Telescopes and space missions

NASA’s Glory mission fails after take-off

04 Mar 2011 Michael Banks
NASA's Glory satellite launched from Vandenberg Air Force Base, CA

 

A NASA mission to study how the Sun and aerosols in our atmosphere affect the Earth’s climate has failed shortly after take-off. Officials said that the $424m Glory satellite did not reach orbit and possibly landed near Antarctica, although this has yet to be confirmed.

The 545 kg craft took off on a Taurus rocket at 10.11 a.m. GMT from the Vandenberg Air Force Base in California after technical issues delayed the original 23 February attempt. However, six minutes into the launch NASA declared that the Taurus XL rocket malfunctioned and the “fairing” – the part of the rocket that covers the satellite on top of the rocket – had failed to separate properly so the satellite could not drift away in orbit. “We know that the fairing did not separate,” says George Diller, NASA’s launch commentator.

This is not the first time a NASA satellite has failed in this manner. In 2009 NASA’s $270m Orbiting Carbon Observatory did not properly separate from its Taurus XL rocket after launch. The probe later landed in the Pacific Ocean near Antarctica.

Glory was meant to operate at an altitude of 700 km carrying two main instruments: the Aerosol Polarimetry Sensor (APS) and the Total Irradiance Monitor (TIM). APS, operating from the visible to short-wave infrared, would have studied the distribution of small particles in the atmosphere – including their size, quantity, refractive index, and shape – and how they can influence the climate by reflecting and absorbing solar radiation.
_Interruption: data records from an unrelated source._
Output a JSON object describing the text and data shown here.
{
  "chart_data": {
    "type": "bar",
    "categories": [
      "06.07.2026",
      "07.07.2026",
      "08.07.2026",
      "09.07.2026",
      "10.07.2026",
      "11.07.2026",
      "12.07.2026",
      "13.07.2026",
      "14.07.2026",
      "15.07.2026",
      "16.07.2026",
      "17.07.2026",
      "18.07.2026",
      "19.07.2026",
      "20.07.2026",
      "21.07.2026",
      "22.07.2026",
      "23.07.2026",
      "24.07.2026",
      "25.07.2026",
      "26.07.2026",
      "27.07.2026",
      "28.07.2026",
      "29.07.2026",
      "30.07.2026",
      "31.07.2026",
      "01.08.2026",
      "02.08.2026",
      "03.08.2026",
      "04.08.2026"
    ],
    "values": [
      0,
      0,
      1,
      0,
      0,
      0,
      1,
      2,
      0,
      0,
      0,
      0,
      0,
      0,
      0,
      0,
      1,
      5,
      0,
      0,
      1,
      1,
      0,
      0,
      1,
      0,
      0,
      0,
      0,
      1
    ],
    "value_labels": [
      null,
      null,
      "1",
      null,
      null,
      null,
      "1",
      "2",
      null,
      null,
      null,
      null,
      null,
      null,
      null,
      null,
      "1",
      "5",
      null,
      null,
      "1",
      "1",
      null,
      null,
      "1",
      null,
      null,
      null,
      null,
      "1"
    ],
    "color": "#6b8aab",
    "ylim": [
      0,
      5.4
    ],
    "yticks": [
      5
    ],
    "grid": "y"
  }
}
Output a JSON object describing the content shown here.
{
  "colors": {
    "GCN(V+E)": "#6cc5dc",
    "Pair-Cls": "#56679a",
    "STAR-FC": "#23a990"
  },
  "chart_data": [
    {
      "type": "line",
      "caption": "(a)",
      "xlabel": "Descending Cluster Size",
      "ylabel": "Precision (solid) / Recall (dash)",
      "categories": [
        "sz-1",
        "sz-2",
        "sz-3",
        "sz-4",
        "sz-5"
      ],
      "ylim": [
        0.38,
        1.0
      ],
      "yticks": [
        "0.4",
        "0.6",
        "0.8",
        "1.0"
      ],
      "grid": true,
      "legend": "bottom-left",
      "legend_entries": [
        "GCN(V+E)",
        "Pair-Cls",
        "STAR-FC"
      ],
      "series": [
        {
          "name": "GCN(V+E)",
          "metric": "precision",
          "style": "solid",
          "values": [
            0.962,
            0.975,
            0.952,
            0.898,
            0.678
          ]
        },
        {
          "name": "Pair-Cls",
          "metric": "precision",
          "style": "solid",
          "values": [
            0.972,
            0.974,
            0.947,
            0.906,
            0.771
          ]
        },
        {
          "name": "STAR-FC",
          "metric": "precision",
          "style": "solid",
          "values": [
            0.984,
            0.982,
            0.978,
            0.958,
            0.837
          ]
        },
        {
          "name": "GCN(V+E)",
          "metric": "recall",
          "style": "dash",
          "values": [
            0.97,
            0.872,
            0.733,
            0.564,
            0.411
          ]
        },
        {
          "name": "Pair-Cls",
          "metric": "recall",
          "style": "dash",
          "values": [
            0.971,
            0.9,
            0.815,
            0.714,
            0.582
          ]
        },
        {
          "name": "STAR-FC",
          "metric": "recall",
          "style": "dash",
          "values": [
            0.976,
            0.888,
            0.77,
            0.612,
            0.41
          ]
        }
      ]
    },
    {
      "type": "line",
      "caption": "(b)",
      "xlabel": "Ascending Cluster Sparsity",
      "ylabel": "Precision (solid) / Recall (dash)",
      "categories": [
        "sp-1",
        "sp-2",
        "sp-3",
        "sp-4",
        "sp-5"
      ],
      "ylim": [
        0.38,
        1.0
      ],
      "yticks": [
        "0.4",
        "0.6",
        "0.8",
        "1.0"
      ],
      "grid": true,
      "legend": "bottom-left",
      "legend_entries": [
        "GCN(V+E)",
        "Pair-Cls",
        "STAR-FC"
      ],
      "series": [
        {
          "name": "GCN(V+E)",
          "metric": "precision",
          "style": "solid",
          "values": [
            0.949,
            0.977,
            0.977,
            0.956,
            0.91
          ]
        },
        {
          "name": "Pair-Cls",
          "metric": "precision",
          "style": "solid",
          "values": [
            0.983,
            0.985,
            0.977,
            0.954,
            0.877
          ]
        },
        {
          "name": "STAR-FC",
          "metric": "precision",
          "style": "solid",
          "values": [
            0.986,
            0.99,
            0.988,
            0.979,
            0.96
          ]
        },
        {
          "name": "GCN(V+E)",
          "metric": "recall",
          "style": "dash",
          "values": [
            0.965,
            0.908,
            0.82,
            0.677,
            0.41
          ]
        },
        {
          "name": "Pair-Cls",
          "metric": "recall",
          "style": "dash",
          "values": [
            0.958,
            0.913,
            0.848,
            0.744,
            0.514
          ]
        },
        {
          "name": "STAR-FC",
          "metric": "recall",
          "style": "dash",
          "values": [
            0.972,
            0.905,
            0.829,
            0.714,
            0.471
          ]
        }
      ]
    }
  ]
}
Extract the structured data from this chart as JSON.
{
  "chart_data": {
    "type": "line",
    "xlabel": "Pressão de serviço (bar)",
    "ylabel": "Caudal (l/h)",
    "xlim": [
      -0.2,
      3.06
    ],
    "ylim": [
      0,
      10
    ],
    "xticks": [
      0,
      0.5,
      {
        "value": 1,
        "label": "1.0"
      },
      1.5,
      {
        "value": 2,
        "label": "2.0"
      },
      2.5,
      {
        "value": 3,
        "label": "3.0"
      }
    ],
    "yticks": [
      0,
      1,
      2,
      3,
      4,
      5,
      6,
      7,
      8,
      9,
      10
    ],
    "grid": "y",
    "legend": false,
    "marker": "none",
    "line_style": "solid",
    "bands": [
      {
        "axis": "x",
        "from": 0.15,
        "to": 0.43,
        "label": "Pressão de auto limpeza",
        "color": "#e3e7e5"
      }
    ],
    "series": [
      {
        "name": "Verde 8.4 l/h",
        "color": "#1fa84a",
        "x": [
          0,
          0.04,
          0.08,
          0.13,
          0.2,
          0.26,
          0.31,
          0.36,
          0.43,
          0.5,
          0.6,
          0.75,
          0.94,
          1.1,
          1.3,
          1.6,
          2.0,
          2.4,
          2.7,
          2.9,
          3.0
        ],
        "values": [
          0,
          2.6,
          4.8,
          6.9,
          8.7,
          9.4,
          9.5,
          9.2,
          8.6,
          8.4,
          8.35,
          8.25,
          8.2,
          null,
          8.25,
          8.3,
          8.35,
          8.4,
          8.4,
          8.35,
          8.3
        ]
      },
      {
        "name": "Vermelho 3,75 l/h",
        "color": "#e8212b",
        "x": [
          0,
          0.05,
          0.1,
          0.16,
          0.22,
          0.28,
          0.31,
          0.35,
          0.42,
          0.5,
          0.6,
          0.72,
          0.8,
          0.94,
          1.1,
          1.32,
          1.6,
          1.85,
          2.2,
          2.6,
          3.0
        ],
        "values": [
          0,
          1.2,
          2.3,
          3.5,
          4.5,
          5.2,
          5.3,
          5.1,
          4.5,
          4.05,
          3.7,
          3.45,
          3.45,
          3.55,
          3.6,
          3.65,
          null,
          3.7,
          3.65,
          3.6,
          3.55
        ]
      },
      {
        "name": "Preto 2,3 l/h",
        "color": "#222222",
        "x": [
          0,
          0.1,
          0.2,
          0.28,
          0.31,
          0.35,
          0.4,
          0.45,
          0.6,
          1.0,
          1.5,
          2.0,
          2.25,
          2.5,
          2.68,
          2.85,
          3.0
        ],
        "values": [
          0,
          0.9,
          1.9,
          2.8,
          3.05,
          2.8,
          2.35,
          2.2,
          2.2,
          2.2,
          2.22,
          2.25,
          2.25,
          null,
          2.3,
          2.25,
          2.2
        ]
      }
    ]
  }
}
The APS would have been the first space-based instrument to be able to identify different aerosol types, which will help researchers to distinguish the effect that natural and manmade aerosols have on the climate. The TIM instrument would have extended the three-decade-long record of the amount of solar energy striking the top of the Earth’s atmosphere. The accuracy of Glory’s TIM instrument was expected to be better than that of any other solar irradiance instruments currently in space.

Glory was to be the fifth instalment of NASA’s “A-Train”, which when complete will be a set of eight satellites that study changes in Earth’s climate system. It is unclear whether NASA will now finance a replacement for Glory as it has done with OCO, dubbed OCO-2, which will launch in 2013.